The Boston Review on Lucid Suitcase

Red Hen Press, a small nonprofit press in Los Angeles, continues to expand its poetry list with the publication of Diane Wald’s first full-length collection. (Wald’s chapbook publications include My Hat That Was Dreaming from White Fields Press and Double Mirror from Runaway Spoon Press.) The poems in Lucid Suitcase are delicate, sophisticated lyrics that hang together by virtue of their objects and commanding use of color: “I saw you were wearing green / boxy / then dream of the boxy green car”; “The sky / is the color / of a ripe / Concord grape. The road’s / white/ at this hour and / painful.” Wald’s poetic is strikingly visual—and her electronic chapbook inspired by the titles of artworks by Jean Debuffet is featured on the online poetry magazine Mudlark.

Softness of tone and transition distinguish the poems from clunky, academic machinations or heavy, cathartic narration: “Here is the airplane arriving through wind and rain / precisely on time.” Throughout the book’s prose poems and left justified lyrics, words are arranged on the page, not scored according to their music.
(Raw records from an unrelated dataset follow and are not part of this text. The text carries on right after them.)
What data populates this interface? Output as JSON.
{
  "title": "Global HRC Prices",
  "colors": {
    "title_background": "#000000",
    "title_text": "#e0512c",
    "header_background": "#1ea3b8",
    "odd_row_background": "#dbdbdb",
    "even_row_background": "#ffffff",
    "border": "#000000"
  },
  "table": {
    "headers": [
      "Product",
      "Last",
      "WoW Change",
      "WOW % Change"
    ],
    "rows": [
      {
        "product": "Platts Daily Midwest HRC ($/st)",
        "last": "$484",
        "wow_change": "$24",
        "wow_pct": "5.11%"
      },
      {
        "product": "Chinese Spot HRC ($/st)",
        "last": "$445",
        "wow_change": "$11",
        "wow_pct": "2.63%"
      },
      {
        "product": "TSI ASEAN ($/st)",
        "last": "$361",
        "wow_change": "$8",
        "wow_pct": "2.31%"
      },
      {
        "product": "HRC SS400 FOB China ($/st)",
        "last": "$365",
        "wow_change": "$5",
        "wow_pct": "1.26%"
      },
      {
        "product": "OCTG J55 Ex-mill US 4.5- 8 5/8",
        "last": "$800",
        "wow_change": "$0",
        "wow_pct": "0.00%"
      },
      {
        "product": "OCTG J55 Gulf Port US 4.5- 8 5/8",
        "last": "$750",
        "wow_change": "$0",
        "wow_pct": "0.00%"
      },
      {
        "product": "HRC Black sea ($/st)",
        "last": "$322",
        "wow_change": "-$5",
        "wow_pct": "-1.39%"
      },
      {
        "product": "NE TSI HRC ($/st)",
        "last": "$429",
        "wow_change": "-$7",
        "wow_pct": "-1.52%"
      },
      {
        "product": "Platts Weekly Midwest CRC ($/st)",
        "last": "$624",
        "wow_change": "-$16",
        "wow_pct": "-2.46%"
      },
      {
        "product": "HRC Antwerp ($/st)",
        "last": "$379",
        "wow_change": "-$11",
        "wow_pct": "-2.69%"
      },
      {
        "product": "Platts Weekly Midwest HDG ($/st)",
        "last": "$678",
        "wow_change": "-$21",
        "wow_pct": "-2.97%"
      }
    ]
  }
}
Wald builds the poems to enable the reader to reproduce her original vision, or slippage: “Her I iron the blue tablecloth. / The red is upstairs.” Symbolic use of vocabulary, dull words (heave, cloud, moon, sea), but doesn’t mean that the poet has been enchanted away from performing her writing job. She writes “I could see / it was just a paper / death.” She translates her observations into lively, memorable poems.